Den Haag – Der niederländische Rechtspopulist Geert Wilders gewann am Mittwoch (22. November) die Parlamentswahl in den Niederlanden. Ob ihn das zum Regierungschef macht, und was das für die Niederländische Demokratie bedeutet, erklärte Historiker Friso Wielenga in Gespräch mit fr.de von IPPEN.MEDIA am Donnerstag (23. November). Er erklärt, was man in Deutschland aus dem Wahlergebnis lernen kann, und warum das Bild der Deutschen von den Niederländern nicht ganz stimmt.
Wie steht es nach den Wahlen um die den Niederlanden häufig zugeschriebene Liberalität?
Das Bild der liberalen und toleranten Niederlande ist inzwischen ein Mythos, den wir gerne im Ausland immer wieder gezeigt, und auch selbst geglaubt haben. Angesichts solcher Wahlergebnisse wie dem vom Mittwoch, muss man aber feststellen: Die Niederlande sind längst in einer Welt angekommen, die gar nicht mehr so liberal und tolerant ist.
Wieso hat Geert Wilders dieses Wahlergebnis erzielt, das trotzdem keiner so erwartet hatte?
Obwohl Geert Wilders zuletzt steigende Umfragewerte hatte, ist das Wahlergebnis ein historisches Erdbeben, dass niemand erwartet hatte. Das Vertrauen in die Politik in den Niederlanden hat einen absoluten Tiefstand erreicht und viele sind der Meinung, „Die da oben hören schon längst nicht mehr auf uns“. Es gibt sehr viele, die sich sowohl politisch als auch sozial abgehängt fühlen.
Außerdem gab es viel Kritik an der Migrationspolitik der vergangenen Jahre. Hinzu kommt, dass viele ihre Existenzsicherheit als bedroht empfinden: Inflation, steigende Mieten und das Gesundheitssystem waren auch wichtige Punkte. Das sind alles Faktoren, die den Rechtspopulisten und somit auch Wilders Rückenwind geben.
Wie gingen die Konservativen mit Wilders im Wahlkampf um?
Die Chefin der konservativen VVD, Dilan Yesilgöz, das ist die Partei von Ministerpräsident Mark Rutte, hat im Wahlkampf die Tür zu PVV geöffnet. Seit 2014 war es so, dass man eine Zusammenarbeit mit Wilders ausgeschlossen hat. Es sei denn, er würde seine Standpunkte bezüglich des Islam korrigieren. Yesilgöz zeigte sich jedoch offener und war bereits ohne eine derartige Kehrtwende im Prinzip zur Zusammenarbeit mit Wilders bereit. Das hat Wilders clever aufgegriffen, indem er sich im Wahlkampf sehr gemäßigt gezeigt hat. Er hat gesagt, die Anti-Islam-Haltung gehöre zu seinen Genen, aber es gebe jetzt wichtigere Sachen und die wolle er mit anderen Parteien nun gemeinsam lösen.

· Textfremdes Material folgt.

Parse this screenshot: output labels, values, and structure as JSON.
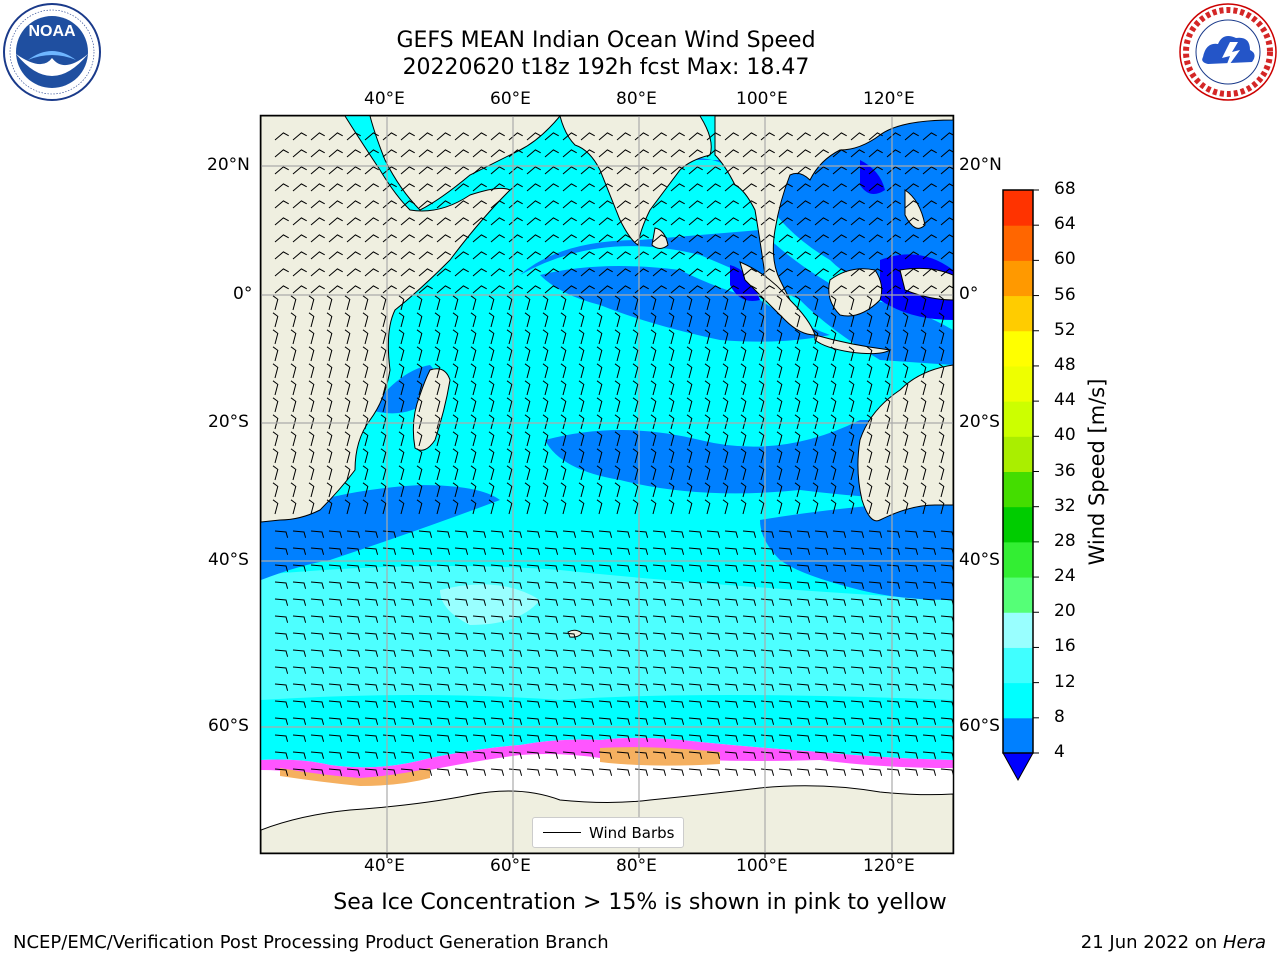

Nach Wahlsieg von Wilders: Unter den niederländischen Muslimen geht die Angst um
Welche Folgen hätte eine Regierung Wilders für die Menschen in den Niederlanden, die nicht in Geert Wilders Weltbild passen?
Sehr viele Muslime und auch traditionelle Sozialdemokraten, Grüne oder Linksliberale, haben das Gefühl, die Wahl war ein politisches Erdbeben, das dazu führt, dass unser Rechtsstaat und unsere liberale Demokratie angetastet werden könnten. Am Wahlabend sah sich Frans Timmermanns, der die gemeinsame Liste von Sozialdemokraten und Grünen anführte, gezwungen, zu sagen, dass er und das Bündnis der beiden Parteien für den Rechtstaat kämpfen werden. Der Parteiführer der linksliberalen D66 Rob Jetten tat das Gleiche.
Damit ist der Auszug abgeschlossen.